35 thoughts on “Blade Runner: Why it’s so good.

    1. Thanks, Lloyd. Well she was still young, relatively speaking. But she is seven years older than me, which I didn’t know then. I thought she was around forty at the time, (she was 37) and looked it. That said, she was still very sexy!
      ( By comparison, Sean young was 23, and Daryl Hannah 22.)
      Glad you liked this post.
      Best wishes, Pete.

      Liked by 1 person

  1. Pete, I too share your love of this movie (with or without the voice over, happy ending, dark ending who cares? I will watch them all). However, if you haven’t yet read the book it is very different to the movie; it is full of electric sheep, electric goats, ponies, lead lined codpieces etc. A very different story. Much credit to the screenwriters for improving on a great story.


      1. I first saw Blade Runner on a cold winter night 35 years ago. The theater had a wide screen. It was a weekday night, and there were only a handful of people in the theater. Without the distraction of other theater goers, it was an immersive experience both visually and audibly. In my mind, I can still replay the experience.


        1. I had a very similar experience, in a slightly fuller auditorium. I was staggered by the concept, and the brilliance of this film, and Scott’s direction. Nice to hear that you feel the same.
          Regards, Pete.

          Liked by 1 person

  2. I have Blade Runner on DVD, and have watched it many times. I’ve seen the one with the voiceover and “happy ending,” but the edition I have is a Director’s Cut wherein the unicorn origami appears at the end and therefore provides a clue to the film’s main enigma (Deckard’s identity). This is a great film, Pete, and definitely one of my favorites.


    1. I have the original DVD release, the Director’s Cut, and the ‘Final Cut.’ I can never decide which one I prefer, and watch them all in turn.
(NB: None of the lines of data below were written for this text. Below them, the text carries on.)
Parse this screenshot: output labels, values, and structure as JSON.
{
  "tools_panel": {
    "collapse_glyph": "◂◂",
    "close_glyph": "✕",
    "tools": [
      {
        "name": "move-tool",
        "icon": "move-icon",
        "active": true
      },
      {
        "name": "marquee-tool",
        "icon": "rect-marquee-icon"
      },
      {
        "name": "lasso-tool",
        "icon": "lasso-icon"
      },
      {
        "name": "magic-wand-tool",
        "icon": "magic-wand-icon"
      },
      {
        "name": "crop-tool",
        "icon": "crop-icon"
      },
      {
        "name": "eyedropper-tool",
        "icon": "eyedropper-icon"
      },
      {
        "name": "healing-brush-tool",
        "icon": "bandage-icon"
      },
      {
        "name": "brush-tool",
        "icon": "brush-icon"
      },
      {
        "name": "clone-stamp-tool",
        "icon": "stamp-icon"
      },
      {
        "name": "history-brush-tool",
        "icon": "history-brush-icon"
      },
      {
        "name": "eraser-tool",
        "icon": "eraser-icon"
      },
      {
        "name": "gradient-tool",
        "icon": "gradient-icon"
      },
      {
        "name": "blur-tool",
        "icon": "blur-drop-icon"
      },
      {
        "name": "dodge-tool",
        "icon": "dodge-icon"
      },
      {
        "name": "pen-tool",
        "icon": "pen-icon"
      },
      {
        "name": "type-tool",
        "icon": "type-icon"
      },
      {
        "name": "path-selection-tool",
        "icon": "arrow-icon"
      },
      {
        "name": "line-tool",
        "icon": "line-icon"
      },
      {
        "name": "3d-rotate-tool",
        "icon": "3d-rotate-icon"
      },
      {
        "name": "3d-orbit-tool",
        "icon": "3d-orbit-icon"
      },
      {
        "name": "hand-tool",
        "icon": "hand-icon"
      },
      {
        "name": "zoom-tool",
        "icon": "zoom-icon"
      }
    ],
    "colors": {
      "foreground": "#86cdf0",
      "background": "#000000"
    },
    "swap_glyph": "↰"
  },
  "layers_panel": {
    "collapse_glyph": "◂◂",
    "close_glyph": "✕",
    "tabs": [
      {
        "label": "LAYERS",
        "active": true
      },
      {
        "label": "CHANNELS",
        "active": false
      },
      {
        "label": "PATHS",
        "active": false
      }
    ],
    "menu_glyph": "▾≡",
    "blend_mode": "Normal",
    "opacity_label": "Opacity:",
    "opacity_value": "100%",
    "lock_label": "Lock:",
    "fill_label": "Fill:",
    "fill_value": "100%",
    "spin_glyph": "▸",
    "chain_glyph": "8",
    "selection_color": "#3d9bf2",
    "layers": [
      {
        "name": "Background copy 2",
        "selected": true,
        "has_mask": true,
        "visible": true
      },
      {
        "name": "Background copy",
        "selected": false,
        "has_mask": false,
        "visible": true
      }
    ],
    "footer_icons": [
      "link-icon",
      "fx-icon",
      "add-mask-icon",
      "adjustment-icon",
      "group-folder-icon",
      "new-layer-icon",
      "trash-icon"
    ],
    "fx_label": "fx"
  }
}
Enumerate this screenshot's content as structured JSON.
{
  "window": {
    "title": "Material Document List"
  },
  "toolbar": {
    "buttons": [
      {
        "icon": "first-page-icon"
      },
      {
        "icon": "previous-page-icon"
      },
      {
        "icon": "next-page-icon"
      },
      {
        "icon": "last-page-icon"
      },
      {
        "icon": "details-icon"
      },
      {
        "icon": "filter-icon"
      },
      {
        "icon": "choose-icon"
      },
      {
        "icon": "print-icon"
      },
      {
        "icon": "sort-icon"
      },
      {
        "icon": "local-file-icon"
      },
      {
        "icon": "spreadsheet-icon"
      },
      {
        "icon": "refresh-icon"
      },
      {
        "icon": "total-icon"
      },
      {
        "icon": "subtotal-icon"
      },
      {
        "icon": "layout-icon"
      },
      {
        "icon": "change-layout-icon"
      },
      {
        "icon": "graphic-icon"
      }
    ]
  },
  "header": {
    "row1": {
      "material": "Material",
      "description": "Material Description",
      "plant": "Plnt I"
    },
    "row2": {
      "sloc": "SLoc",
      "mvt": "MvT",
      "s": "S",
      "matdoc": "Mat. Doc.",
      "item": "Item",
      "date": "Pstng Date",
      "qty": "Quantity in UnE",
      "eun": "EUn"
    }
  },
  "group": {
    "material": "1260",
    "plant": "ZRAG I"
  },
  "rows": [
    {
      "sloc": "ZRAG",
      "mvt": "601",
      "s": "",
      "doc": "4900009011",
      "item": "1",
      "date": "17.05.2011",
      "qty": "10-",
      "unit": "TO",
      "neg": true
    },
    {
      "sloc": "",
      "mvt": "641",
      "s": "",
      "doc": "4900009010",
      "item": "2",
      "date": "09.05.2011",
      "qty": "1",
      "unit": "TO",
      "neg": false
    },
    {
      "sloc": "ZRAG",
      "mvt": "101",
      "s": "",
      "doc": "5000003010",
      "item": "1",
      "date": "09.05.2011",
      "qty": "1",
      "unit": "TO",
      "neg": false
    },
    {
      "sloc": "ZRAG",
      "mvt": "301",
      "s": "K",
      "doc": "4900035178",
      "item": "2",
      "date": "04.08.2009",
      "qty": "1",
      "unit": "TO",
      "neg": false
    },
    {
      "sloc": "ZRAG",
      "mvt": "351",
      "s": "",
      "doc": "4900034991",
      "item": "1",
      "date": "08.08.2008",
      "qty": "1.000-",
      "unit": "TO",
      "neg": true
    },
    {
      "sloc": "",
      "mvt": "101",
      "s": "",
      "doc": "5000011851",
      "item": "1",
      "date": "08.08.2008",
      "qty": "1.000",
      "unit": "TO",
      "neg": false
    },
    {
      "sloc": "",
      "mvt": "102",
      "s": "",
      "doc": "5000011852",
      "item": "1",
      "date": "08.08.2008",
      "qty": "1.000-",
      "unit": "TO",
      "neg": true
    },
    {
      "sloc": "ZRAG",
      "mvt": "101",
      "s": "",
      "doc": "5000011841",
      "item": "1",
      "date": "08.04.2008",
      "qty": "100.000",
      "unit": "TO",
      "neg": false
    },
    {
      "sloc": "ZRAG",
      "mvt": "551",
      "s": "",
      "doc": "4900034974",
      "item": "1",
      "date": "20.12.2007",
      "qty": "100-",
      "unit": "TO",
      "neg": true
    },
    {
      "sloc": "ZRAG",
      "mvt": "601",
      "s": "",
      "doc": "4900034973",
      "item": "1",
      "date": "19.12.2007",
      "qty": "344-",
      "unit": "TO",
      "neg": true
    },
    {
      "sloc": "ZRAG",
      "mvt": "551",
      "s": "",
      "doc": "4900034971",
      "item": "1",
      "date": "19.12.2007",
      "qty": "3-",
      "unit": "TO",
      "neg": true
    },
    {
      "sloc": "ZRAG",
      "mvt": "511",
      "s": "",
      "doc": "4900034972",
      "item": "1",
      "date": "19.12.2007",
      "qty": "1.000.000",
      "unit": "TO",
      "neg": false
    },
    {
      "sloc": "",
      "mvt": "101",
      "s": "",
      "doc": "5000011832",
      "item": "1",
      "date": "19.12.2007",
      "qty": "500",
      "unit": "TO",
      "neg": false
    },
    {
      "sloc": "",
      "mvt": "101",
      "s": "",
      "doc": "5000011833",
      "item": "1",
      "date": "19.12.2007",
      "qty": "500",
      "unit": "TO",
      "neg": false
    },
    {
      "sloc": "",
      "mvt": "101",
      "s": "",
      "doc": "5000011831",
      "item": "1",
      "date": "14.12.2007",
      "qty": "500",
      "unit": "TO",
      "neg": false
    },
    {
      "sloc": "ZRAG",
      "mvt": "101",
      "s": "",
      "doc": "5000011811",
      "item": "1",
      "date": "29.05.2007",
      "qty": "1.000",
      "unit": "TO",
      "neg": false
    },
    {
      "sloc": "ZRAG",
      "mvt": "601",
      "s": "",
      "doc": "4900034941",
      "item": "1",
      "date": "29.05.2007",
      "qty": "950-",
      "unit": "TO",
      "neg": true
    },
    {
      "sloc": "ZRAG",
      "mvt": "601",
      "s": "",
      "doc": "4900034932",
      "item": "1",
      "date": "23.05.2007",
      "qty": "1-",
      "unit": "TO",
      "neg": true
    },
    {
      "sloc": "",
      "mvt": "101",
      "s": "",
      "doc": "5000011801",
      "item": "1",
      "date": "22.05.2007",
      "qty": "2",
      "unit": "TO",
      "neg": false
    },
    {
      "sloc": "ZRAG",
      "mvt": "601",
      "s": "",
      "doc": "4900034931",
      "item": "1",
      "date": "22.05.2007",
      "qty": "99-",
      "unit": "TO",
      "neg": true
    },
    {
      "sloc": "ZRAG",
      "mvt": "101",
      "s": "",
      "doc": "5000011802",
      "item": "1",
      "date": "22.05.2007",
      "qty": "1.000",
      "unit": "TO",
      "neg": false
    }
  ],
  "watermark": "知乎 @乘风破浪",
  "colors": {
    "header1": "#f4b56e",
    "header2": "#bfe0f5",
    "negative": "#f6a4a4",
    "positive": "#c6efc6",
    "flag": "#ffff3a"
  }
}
If I could have only one, it would probably be the original cinema version.
      Best wishes, Pete.


        1. I have a DVD of ‘Stigmata’, that has an alternate (happy) ending, accessed by the menu. I am not sure about the whole concept of alternative endings though. I think a film should generally stand or fall based on the original idea.
          Nice thought though.
          As for ‘Blade Runner’, I think I prefer the version with narration. It adds a certain something, and Ford does it well.
          Regards, Pete.


  3. Pete, couldn’t agree more with what you said. But I will add more. Where to start? Go to and re-watch the Rutger Hauer “tears in rain” monologue. Then, realize it was partly ad-libbed. Look at the special effects in big budget movies today, and see how so much of it came out of this movie. Harrison Ford, back when Harrison Ford was Harrison Ford! Sean Young. Noir. Dystopian. This movie defines the whole genre. Ridley Scott. See what Ridley Scott has been able to do because of this film. One other thing, this film was widely regarded as a flop when it was released, ahead of its time, but time has proven the nay-sayers wrong. Thanks for the great post. Switching to decaf now. -Erik


    1. Thanks, Erik. You are obviously a fan! I liked Scott after ‘The Duellists’, and remained an admirer since. I even loved ‘Prometheus’!
      Not sure about ‘Logan’s Run’ without Jenny Agutter though…
      Best wishes, Pete.


  4. Expecting a late night last night, due to a later than normal afternoon nap on Malinas part, I looked to a film to watch to keep me going. I hovered over Blade Runner with quite a long pause, before deciding on something new instead (The Informant) I wish I had gone with the former, now that you have reminded me of how fantastic it is. Copied to USB in anticipation of my next late night!


      1. Only managed an hour of it so I can’t even tell you if its worth watching, although set in the ’80s and ’90s the bits I watched served as a reminder of how things have changed; notably fashion and technology!


  5. Love your list Pete (see… you were right!) and I agree wholeheartedly on how great Blade Runner is.
    A small film trivia: Hauer added “like tears in rain” to the monologue as improv.